White House Chief of Staff Reince Priebus asked the FBI to publicly knock down media reports about alleged communications that took place between President Donald Trump's associates and Russians during the U.S. presidential election campaign, a White House official said Thursday, the Associated Press reported.
Multiple U.S. officials, who've been briefed on the issue, told CNN that several other White House officials had also been asking the FBI to say publicly that the previous media reports about the communications were wrong but the bureau refused to do so. Priebus' request came after the FBI indicated to the White House that it believed a New York Times report last week describing those contacts was inaccurate, the AP reported.
The request from the White House could be considered a violation of procedures under decade-old restrictions on such direct communications with the FBI. Democrats criticized the request. "The White House is simply not permitted to pressure the FBI to make public statements about a pending investigation of the president and his advisers," Michigan Rep. John Conyers, the top Democrat on the House Judiciary Committee, said.
Priebus' discussions with FBI Deputy Director Andrew McCabe began after the New York Times published the story last month about Trump's campaign associates having repeated contacts with the Russian intelligence, a U.S. law enforcement official told CNN. Priebus also reached out to FBI Director James Comey requesting him to at least talk to reporters even if the FBI did not want to dispute them publicly. A White House official reportedly did not say what the FBI told Priebus exactly but said that McCabe didn't discuss aspects of the case and that Comey also rejected the request.
"We didn't try to knock the story down. We asked them to tell the truth," White House Press Secretary Sean Spicer said late Thursday night after CNN's reports on the White House's request to the FBI.
Last weekend, Priebus called the Times story "complete garbage."

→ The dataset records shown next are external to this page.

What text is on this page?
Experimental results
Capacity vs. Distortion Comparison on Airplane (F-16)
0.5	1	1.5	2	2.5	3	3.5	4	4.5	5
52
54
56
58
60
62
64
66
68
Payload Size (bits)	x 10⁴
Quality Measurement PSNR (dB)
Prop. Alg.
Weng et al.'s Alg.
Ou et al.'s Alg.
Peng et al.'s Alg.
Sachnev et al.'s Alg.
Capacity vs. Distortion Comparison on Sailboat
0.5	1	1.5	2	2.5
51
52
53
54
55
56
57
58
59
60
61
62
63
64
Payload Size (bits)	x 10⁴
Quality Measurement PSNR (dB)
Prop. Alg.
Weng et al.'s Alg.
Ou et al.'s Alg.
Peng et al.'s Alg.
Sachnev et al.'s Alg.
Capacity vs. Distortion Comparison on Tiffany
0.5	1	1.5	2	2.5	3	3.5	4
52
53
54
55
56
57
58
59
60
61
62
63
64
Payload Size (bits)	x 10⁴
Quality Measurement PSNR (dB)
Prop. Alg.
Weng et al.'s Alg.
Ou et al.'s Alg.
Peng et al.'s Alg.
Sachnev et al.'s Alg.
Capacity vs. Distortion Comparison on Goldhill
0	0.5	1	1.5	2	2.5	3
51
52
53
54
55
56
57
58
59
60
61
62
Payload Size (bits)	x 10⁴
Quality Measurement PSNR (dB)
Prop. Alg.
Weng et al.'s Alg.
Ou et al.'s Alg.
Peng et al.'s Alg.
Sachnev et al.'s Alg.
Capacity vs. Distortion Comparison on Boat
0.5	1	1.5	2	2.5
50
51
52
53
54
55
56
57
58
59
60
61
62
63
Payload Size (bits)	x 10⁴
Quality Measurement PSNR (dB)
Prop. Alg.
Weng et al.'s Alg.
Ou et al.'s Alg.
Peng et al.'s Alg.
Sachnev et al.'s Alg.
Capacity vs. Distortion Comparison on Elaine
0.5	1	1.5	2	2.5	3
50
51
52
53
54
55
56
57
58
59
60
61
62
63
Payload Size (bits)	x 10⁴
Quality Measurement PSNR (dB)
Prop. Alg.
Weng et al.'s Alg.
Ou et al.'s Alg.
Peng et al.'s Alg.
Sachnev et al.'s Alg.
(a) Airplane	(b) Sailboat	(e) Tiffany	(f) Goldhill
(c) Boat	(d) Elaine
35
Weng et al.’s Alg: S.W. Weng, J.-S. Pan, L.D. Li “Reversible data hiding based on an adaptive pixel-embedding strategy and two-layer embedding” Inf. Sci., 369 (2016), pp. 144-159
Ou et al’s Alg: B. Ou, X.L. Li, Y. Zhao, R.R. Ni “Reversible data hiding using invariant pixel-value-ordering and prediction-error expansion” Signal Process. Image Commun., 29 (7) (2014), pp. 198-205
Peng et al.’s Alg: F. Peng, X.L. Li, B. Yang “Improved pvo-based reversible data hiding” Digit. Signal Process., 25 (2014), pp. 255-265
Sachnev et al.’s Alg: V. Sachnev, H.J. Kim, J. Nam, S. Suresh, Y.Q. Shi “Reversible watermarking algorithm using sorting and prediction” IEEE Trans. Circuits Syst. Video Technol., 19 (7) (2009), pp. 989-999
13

"The New York Times put out an article with no direct sources that said that the Trump campaign had constant contacts with Russian spies, basically, you know, some treasonous type of accusations. We have now all kinds of people looking into this. I can assure you and I have been approved to say this -- that the top levels of the intelligence community have assured me that that story is not only inaccurate, but it's grossly overstated and it was wrong. And there's nothing to it," Priebus told "Fox News Sunday."